On Tue, Mar 20, 2012 at 20:04, Orivej Desh orivej@gmx.fr wrote:
Now, the topic of supporting specifying source encoding is a year away. Should I have not replied to it and rather started a new one?
I think you did well to reply.
You need to send me a patch to ASDF that modifies (defmethod perform ((operation compile-op) (c cl-source-file)) ...) and (defmethod perform ((operation load-source-op) (c cl-source-file)) ...) to do something about external-format.
I propose the attached file.
Thanks.
I know that Stelian Ionescu was also working on it, so I'm giving him an opportunity to chime in before I merge that.
Also, I agree with Stelian that it's better to standardize on one default encoding for all files to be loaded by ASDF. If we do, then there's a chance that things will work without user configuration. If we don't, we're pushing configuration onto the user, and guaranteeing misery for newbies, and hard-to-debug situations even for seasoned users. These days, UTF-8 looks like the obvious encoding to standardize on. And on implementations that don't support UTF-8, some 8-bit-clean encoding that will at least accept UTF-8 encoded comments and has a chance of doing the right things with strings and symbols.
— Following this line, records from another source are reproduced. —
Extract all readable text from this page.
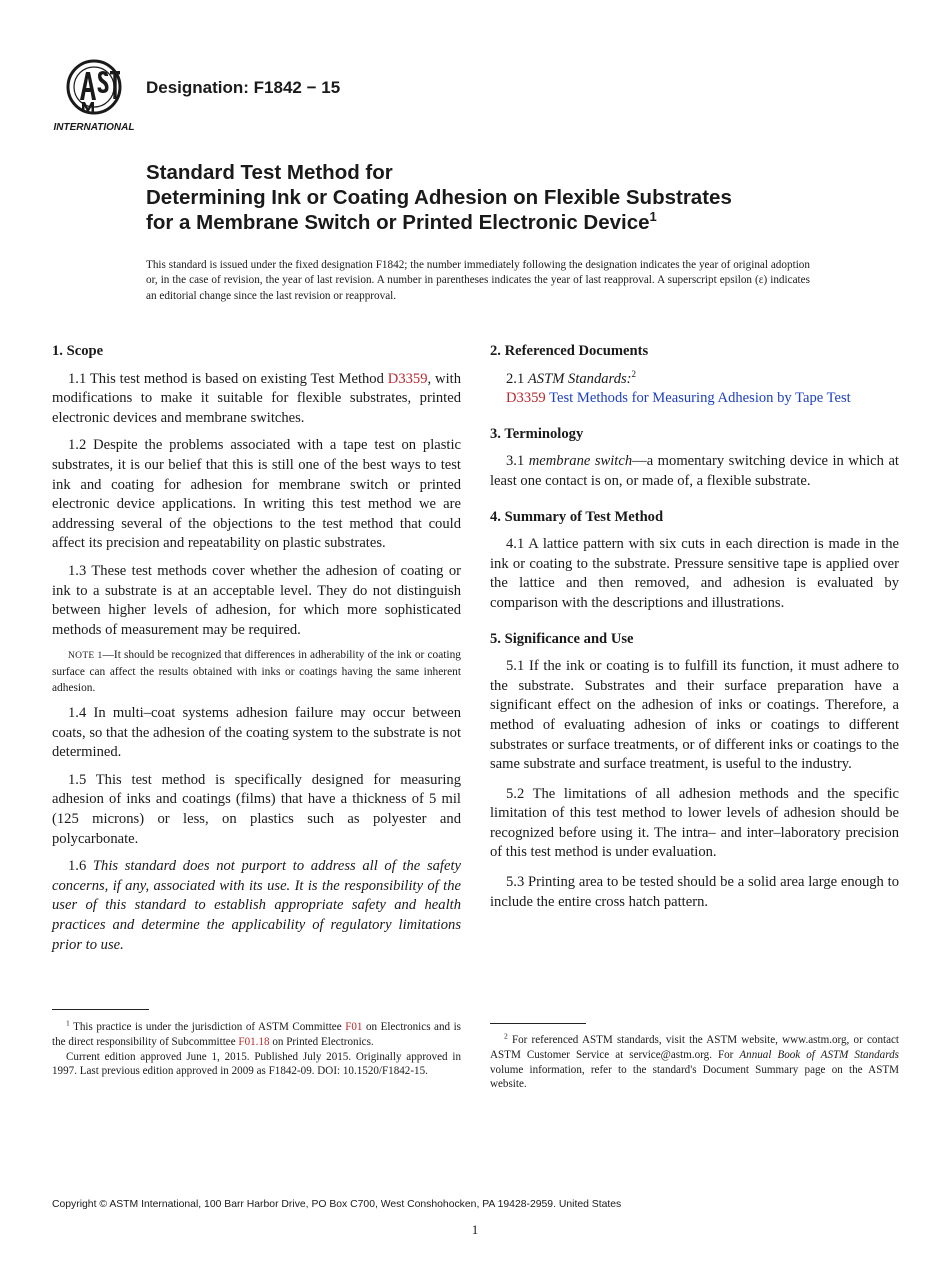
INTERNATIONAL
Designation: F1842 − 15
Standard Test Method for
Determining Ink or Coating Adhesion on Flexible Substrates
for a Membrane Switch or Printed Electronic Device$^1$
This standard is issued under the fixed designation F1842; the number immediately following the designation indicates the year of original adoption or, in the case of revision, the year of last revision. A number in parentheses indicates the year of last reapproval. A superscript epsilon (ε) indicates an editorial change since the last revision or reapproval.
1. Scope

1.1 This test method is based on existing Test Method D3359, with modifications to make it suitable for flexible substrates, printed electronic devices and membrane switches.

1.2 Despite the problems associated with a tape test on plastic substrates, it is our belief that this is still one of the best ways to test ink and coating for adhesion for membrane switch or printed electronic device applications. In writing this test method we are addressing several of the objections to the test method that could affect its precision and repeatability on plastic substrates.

1.3 These test methods cover whether the adhesion of coating or ink to a substrate is at an acceptable level. They do not distinguish between higher levels of adhesion, for which more sophisticated methods of measurement may be required.

NOTE 1—It should be recognized that differences in adherability of the ink or coating surface can affect the results obtained with inks or coatings having the same inherent adhesion.

1.4 In multi–coat systems adhesion failure may occur between coats, so that the adhesion of the coating system to the substrate is not determined.

1.5 This test method is specifically designed for measuring adhesion of inks and coatings (films) that have a thickness of 5 mil (125 microns) or less, on plastics such as polyester and polycarbonate.

1.6 This standard does not purport to address all of the safety concerns, if any, associated with its use. It is the responsibility of the user of this standard to establish appropriate safety and health practices and determine the applicability of regulatory limitations prior to use.

2. Referenced Documents
2.1 ASTM Standards:$^2$
D3359 Test Methods for Measuring Adhesion by Tape Test
3. Terminology

3.1 membrane switch—a momentary switching device in which at least one contact is on, or made of, a flexible substrate.

4. Summary of Test Method

4.1 A lattice pattern with six cuts in each direction is made in the ink or coating to the substrate. Pressure sensitive tape is applied over the lattice and then removed, and adhesion is evaluated by comparison with the descriptions and illustrations.

5. Significance and Use

5.1 If the ink or coating is to fulfill its function, it must adhere to the substrate. Substrates and their surface preparation have a significant effect on the adhesion of inks or coatings. Therefore, a method of evaluating adhesion of inks or coatings to different substrates or surface treatments, or of different inks or coatings to the same substrate and surface treatment, is useful to the industry.

5.2 The limitations of all adhesion methods and the specific limitation of this test method to lower levels of adhesion should be recognized before using it. The intra– and inter–laboratory precision of this test method is under evaluation.

5.3 Printing area to be tested should be a solid area large enough to include the entire cross hatch pattern.

$^1$ This practice is under the jurisdiction of ASTM Committee F01 on Electronics and is the direct responsibility of Subcommittee F01.18 on Printed Electronics.

Current edition approved June 1, 2015. Published July 2015. Originally approved in 1997. Last previous edition approved in 2009 as F1842-09. DOI: 10.1520/F1842-15.

$^2$ For referenced ASTM standards, visit the ASTM website, www.astm.org, or contact ASTM Customer Service at service@astm.org. For Annual Book of ASTM Standards volume information, refer to the standard's Document Summary page on the ASTM website.

Copyright © ASTM International, 100 Barr Harbor Drive, PO Box C700, West Conshohocken, PA 19428-2959. United States
1
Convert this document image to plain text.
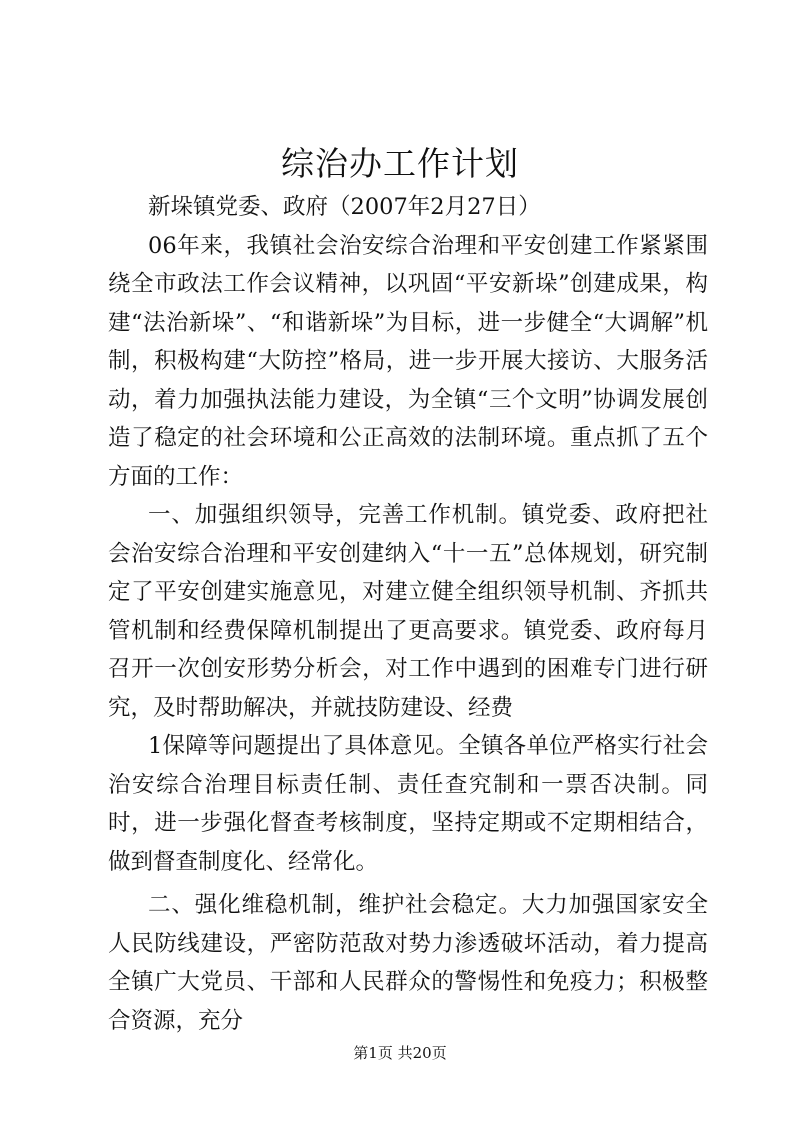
综治办工作计划

新垛镇党委、政府（2007年2月27日）

06年来，我镇社会治安综合治理和平安创建工作紧紧围绕全市政法工作会议精神，以巩固“平安新垛”创建成果，构建“法治新垛”、“和谐新垛”为目标，进一步健全“大调解”机制，积极构建“大防控”格局，进一步开展大接访、大服务活动，着力加强执法能力建设，为全镇“三个文明”协调发展创造了稳定的社会环境和公正高效的法制环境。重点抓了五个方面的工作：

一、加强组织领导，完善工作机制。镇党委、政府把社会治安综合治理和平安创建纳入“十一五”总体规划，研究制定了平安创建实施意见，对建立健全组织领导机制、齐抓共管机制和经费保障机制提出了更高要求。镇党委、政府每月召开一次创安形势分析会，对工作中遇到的困难专门进行研究，及时帮助解决，并就技防建设、经费

1保障等问题提出了具体意见。全镇各单位严格实行社会治安综合治理目标责任制、责任查究制和一票否决制。同时，进一步强化督查考核制度，坚持定期或不定期相结合，做到督查制度化、经常化。

二、强化维稳机制，维护社会稳定。大力加强国家安全人民防线建设，严密防范敌对势力渗透破坏活动，着力提高全镇广大党员、干部和人民群众的警惕性和免疫力；积极整合资源，充分

第1页 共20页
Therefore, we'd use something like that:
(defparameter *utf-8-external-format* #+sbcl :utf-8 ... #-(or sbcl ...) :default "external-format argument to pass for CL:OPEN to accept UTF-8 encoded source code")
Also it might or might not be a good idea to store the external-format in a slot of cl-source-file, and to have a proper :initform in it with a valid default value to be used when upgrading ASDF.
It stores encoding in a property of the component, the component being a system or a source file. This allows for both per system and per source file component encoding, the latter taking precedence, without additional effort. In my implementation default :initform would not have helped because #'component-encoding switches between per component system encoding and per component encoding based on the former being specified or not. Hence the default (:default) is embedded in #'component-encoding.
I think you're doing the right thing, except that (1) we should probably use "external-format" instead of "encoding", since that's what the CLHS calls it, and that (2) the default should be *utf-8-external-format*. Then there's the whole horror of CR/LF that I'm trying to not think about.
The problem for you will be to reasonably support 11 existing implementations or so.
Since making single specification portable requires comparing all external formats of all supported implementations, I think it is reasonable to leave it to the author of a system definition to research by which name his preferred encoding is accessible in different implementations he wants to support, and to specify appropriate read-time conditionals.
I think it's OK to require authors who want non-default settings to do their research on how to do it on each and every platform they want to support (or depend on a library that does it for them). But I think it's a mistake to fail to provide a sensible default, which in effect forces EVERYONE to do to the research or face crazy error situations in some of their users.
—♯ƒ • François-René ÐVB Rideau •Reflection&Cybernethics• http://fare.tunes.org The Constitution may not be perfect, but it's a lot better than what we've got!